Students in Scotland Banned from Hospitality Venues this Weekend

Are politicians shifting the blame for their failure to manage the pandemic onto students?

Students in Scotland have been told they will not be able to visit pubs and other hospitality venues this weekend due to an increasing number of coronavirus outbreaks within Scottish universities.

Universities Scotland, the body which represents Scottish institutions, announced the new rules following a meeting with the Scottish Government’s Minister for Higher Education, Richard Lochhead.

The statement reinforces the previous messages which students have been bombarded with, namely the ban on parties and socialising outside of your household bubble. They say that it will be made ‘absolutely clear’ to students that flouting the rules is not acceptable. In the meantime, there have been reports of police being called to student halls to break up social gatherings on multiple occasions.

More controversially, this weekend, students will be required ‘to avoid all socialising outside of their households, and outside of their accommodation.’ The Scottish Government will ask students not to go to bars or other hospitality venues throughout this weekend. Furthermore, extra staff will be deployed at student halls to enforce the regulations, with institutions also liaising with Police Scotland.

Students who break the rules will be subject to a ‘strict “Yellow Card/Red Card”‘ approach, though it was reinforced that institutions would prefer to not have to resort to disciplinary action, preferring to pursue a more amiable approach to enforcement.

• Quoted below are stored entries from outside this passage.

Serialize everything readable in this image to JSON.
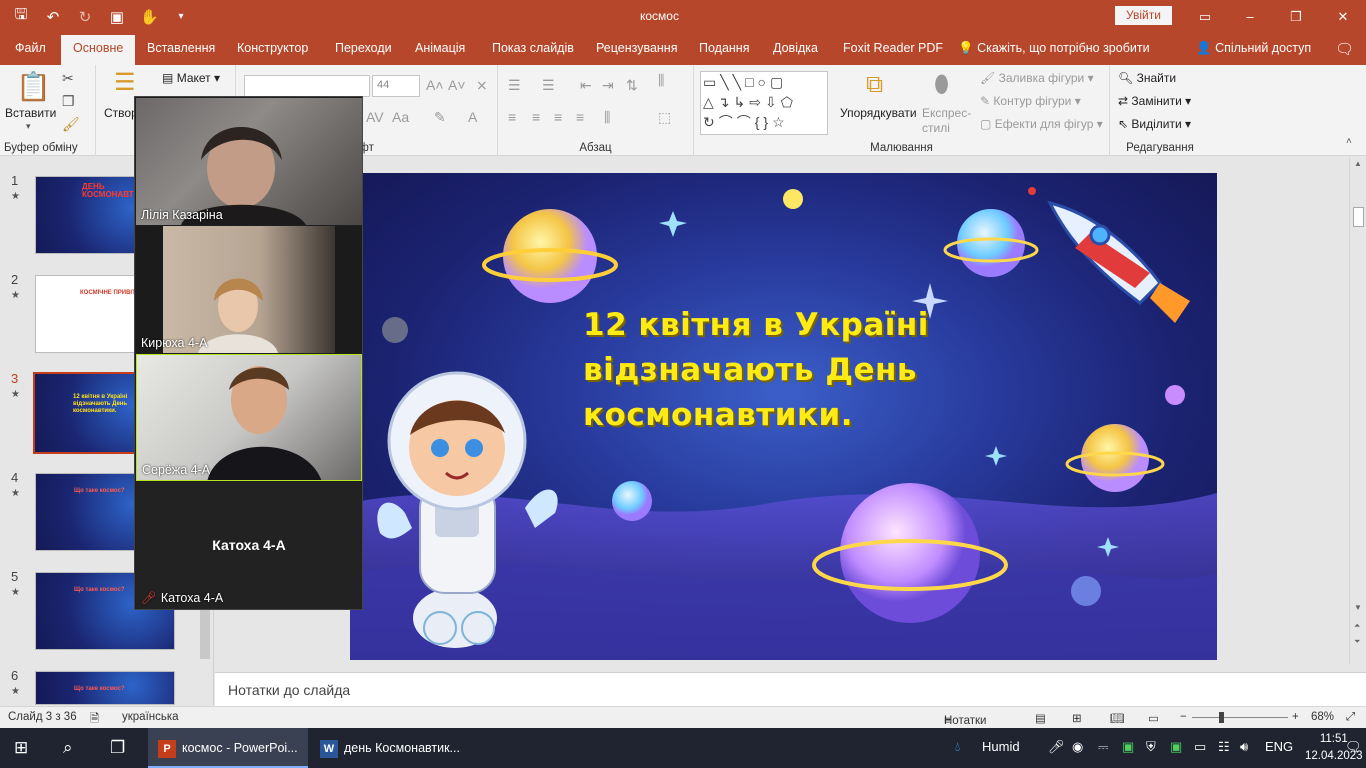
{
  "window": {
    "title": "космос",
    "signin_label": "Увійти",
    "qat": {
      "save_icon": "save-icon",
      "undo_icon": "undo-icon",
      "redo_icon": "redo-icon",
      "present_icon": "present-icon",
      "touch_icon": "touch-mode-icon",
      "customize_icon": "chevron-down-icon"
    }
  },
  "tabs": [
    "Файл",
    "Основне",
    "Вставлення",
    "Конструктор",
    "Переходи",
    "Анімація",
    "Показ слайдів",
    "Рецензування",
    "Подання",
    "Довідка",
    "Foxit Reader PDF"
  ],
  "active_tab_index": 1,
  "tell_me": "Скажіть, що потрібно зробити",
  "share_label": "Спільний доступ",
  "ribbon": {
    "clipboard": {
      "paste": "Вставити",
      "group": "Буфер обміну"
    },
    "slides": {
      "new_slide": "Створити слайд",
      "layout": "Макет"
    },
    "font": {
      "group": "Шрифт",
      "size": "44"
    },
    "paragraph": {
      "group": "Абзац"
    },
    "drawing": {
      "arrange": "Упорядкувати",
      "quick_styles": "Експрес-стилі",
      "fill": "Заливка фігури",
      "outline": "Контур фігури",
      "effects": "Ефекти для фігур",
      "group": "Малювання"
    },
    "editing": {
      "find": "Знайти",
      "replace": "Замінити",
      "select": "Виділити",
      "group": "Редагування"
    }
  },
  "thumbnails": [
    {
      "num": "1",
      "title": "ДЕНЬ КОСМОНАВТИКИ"
    },
    {
      "num": "2",
      "title": "КОСМІЧНЕ ПРИВІТАННЯ"
    },
    {
      "num": "3",
      "title": "12 квітня в Україні відзначають День космонавтики."
    },
    {
      "num": "4",
      "title": "Що таке космос?"
    },
    {
      "num": "5",
      "title": "Що таке космос?"
    },
    {
      "num": "6",
      "title": "Що таке космос?"
    }
  ],
  "active_slide_index": 2,
  "video_participants": [
    {
      "name": "Лілія Казаріна"
    },
    {
      "name": "Кирюха 4-А"
    },
    {
      "name": "Серёжа 4-А"
    },
    {
      "name": "Катоха 4-А",
      "center_label": "Катоха 4-А",
      "muted": true
    }
  ],
  "slide": {
    "lines": [
      "12 квітня в Україні",
      "відзначають День",
      "космонавтики."
    ]
  },
  "notes_placeholder": "Нотатки до слайда",
  "status": {
    "slide_info": "Слайд 3 з 36",
    "language": "українська",
    "notes_label": "Нотатки",
    "zoom": "68%"
  },
  "taskbar": {
    "apps": [
      {
        "label": "космос - PowerPoi...",
        "badge": "P",
        "active": true
      },
      {
        "label": "день Космонавтик...",
        "badge": "W",
        "active": false
      }
    ],
    "weather": "Humid",
    "lang": "ENG",
    "time": "11:51",
    "date": "12.04.2023"
  },
  "colors": {
    "accent": "#b7472a",
    "slide_text": "#ffeb14",
    "active_thumb": "#c43e1c"
  }
}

Universities Scotland confirmed to Nowadays that despite the broad nature of the initial statement, the rules would only apply to those in university accommodations who are bound by university regulations and not all student households, or indeed, all students. A spokesperson for the organisation told Nowadays that their goal was to ‘reduce any chance of transmission’ as far as possible. They reinforced that the issues lie in student halls and don’t affect those living in private flats. It would also have been nearly impossible to enforce any student-targeted measures within broader society.

This comes after multiple outbreaks have hit student halls across the country. The most high profile of these has came at Glasgow University, where over one hundred people have tested positive, with hundreds more now in self-isolation. There have also been outbreaks in Edinburgh, Dundee and Aberdeen.

Richard Lochhead welcomed the announcement calling it a ‘welcome package of additional actions.’ On Twitter tonight Nicola Sturgeon apologised to students for the abnormal start to the academic year, but said the measures were necessary to ‘get the virus back under control’ and pleaded with students ‘to do what’s being asked of you.’

However, others have accused the First Minister of failing to plan for the return of students, arguing that Covid spread was highly predictable when thousands were arriving from across the country, and the world. In the Scottish Parliament today, prior to the measures being announced, Nicola Sturgeon was put under pressure by other political leaders.

The leader of Scottish Labour, Richard Leonard, stated that the surge was ‘entirely predicted’ and bemoaned a lack of testing capacity. The Scottish Conservative’s Holyrood leader Ruth Davidson enquired as to whether routine testing should be implemented for students so they don’t transfer the virus back to their communities. Nicola Sturgeon responded, saying that testing wasn’t the only answer to the problem, and in a pointed rebuke, noted that there was no need to ‘undermine confidence’ in Test and Protect (the Scottish Government’s track and trace scheme) when it was ‘working.’

The rules have caused controversy with students, many of whom feel they are being blamed for spreading the disease when they have faithfully followed the rules. Whilst a small minority may be flaunting the rules, there is no evidence of a mass breakdown in compliance. Young people are also more likely to be in public-facing jobs, and thus more likely to be exposed to the virus.

There has also been confusion today over whether students could return to their homes after they arrived at university. Scotland’s Chief Medical Officer, Jason Leitch, has now confirmed that students cannot return to their parent or guardians’ home, except in certain circumstances because they are classed as a separate household. This raises the question about whether students will be stuck in halls during the Winter holidays, as well as if it is even remotely acceptable for students to be legally stopped returning to their rightful home.

It is important to remember the sense of loss and disappointment that so many young people are feeling because of the diluted university experience that has been provided to them. However, the vast majority realise that that loss is dwarfed by those who have, and will, lose loved ones. Contrary to popular belief, an overwhelming majority of university students have complied with the restrictions. The least that broader society can do is stop the scapegoating students and Government must ensure that any measures are medically justifiable, bearing in mind the mental health effects of students being potentially separated from family until next year.

Are politicians shifting the blame for their failure to manage the pandemic onto students?